J’aime faire le lien entre les organisations. Cela m’a permis de rencontrer des gens magnifiques: Fiza Omer Khan, de l’association Giving a little something, est ainsi devenue, outre une précieuse partenaire de projets, une amie très chère. Par son entremise, l’Ecole des Nations m’a demandé d’expliquer à 80 enfants délégués de classe la situation des camps, ce qui m’a permis de les solliciter pour une collecte de sacs à dos. Le succès est tel, que lors de mon dernier voyage, le camion s’est fait arrêter à la douane pour contrôler son poids. Je me suis alors rendu compte que je transportais 6 tonnes de marchandises, dont 2,5 en toute illégalité! L’amende va être salée, mais ça en valait la peine, car après avoir chargé un transporteur de convoyer le chargement excédentaire, j’ai pu distribuer mille kilos de cahiers tout neufs qui vont permettre aux réfugiés de s’instruire auprès de deux associations. Je ressens comme un paradoxe de devoir s’inquiéter autant du stockage et du transport alors que l’entraide, elle, est si grande, si simple. Heureusement, la Maraude Lausanne, dont je fais partie, partage son local avec moi mais il me faudrait un hangar, et des camions supplémentaires seraient bienvenus.

Je souhaite élargir mon action et m’investir davantage.
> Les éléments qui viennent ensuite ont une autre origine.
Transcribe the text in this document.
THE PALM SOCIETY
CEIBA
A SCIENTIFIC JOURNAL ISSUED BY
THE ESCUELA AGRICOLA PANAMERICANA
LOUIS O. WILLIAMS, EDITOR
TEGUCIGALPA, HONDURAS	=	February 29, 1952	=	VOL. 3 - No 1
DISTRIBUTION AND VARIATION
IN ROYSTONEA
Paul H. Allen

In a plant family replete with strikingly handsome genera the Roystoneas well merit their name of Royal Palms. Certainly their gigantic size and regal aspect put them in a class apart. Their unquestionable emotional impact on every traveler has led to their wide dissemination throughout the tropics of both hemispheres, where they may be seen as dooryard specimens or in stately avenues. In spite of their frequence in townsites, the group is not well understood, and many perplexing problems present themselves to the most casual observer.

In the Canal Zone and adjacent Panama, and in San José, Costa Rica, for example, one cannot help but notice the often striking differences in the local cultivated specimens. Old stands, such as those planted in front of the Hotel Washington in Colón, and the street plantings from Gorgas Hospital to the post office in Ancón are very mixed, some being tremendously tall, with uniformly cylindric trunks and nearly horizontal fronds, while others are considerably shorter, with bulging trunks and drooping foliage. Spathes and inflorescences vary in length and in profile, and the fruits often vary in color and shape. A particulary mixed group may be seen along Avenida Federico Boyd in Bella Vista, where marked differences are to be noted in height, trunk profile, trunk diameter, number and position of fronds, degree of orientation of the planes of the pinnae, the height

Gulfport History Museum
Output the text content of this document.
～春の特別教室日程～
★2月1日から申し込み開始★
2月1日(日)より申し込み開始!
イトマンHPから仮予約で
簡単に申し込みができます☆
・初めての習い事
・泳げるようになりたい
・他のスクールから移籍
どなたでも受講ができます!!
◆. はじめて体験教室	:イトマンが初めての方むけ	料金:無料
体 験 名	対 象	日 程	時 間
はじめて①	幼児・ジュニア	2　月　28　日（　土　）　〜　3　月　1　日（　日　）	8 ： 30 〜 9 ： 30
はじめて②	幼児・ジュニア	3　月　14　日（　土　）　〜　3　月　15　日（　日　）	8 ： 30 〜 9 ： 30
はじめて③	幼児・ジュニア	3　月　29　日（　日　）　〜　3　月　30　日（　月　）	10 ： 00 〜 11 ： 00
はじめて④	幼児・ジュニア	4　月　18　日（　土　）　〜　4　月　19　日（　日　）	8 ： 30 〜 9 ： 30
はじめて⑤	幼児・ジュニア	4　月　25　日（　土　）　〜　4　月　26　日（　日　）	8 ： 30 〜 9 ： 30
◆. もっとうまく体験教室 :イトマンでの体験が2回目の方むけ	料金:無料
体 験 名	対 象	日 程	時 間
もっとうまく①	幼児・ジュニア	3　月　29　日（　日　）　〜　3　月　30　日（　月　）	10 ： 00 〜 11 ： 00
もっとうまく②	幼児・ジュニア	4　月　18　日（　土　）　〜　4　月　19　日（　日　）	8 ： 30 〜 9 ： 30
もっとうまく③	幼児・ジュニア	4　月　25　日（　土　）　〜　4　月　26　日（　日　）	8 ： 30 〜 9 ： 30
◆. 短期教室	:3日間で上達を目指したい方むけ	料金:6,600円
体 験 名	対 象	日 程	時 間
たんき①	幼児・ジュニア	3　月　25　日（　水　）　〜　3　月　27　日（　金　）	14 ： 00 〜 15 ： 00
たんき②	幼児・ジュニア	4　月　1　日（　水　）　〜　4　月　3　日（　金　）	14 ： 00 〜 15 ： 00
Réfugiés, sans-abri… ici ou ailleurs… finalement, la problématique est la même. Il s’agit toujours de soulager, un peu, le mieux possible, des souffrances si proches, mais qui passent entre les mailles des grands organismes caritatifs. C’est pourquoi je tiens à rester indépendante et mettre en relation des structures qui œuvrent dans le même but. La solidarité génère une dynamique exponentielle extraordinaire.

Mon rêve: créer un lieu de vie pour toutes les personnes qui ont besoin de s’arrêter, de se reposer.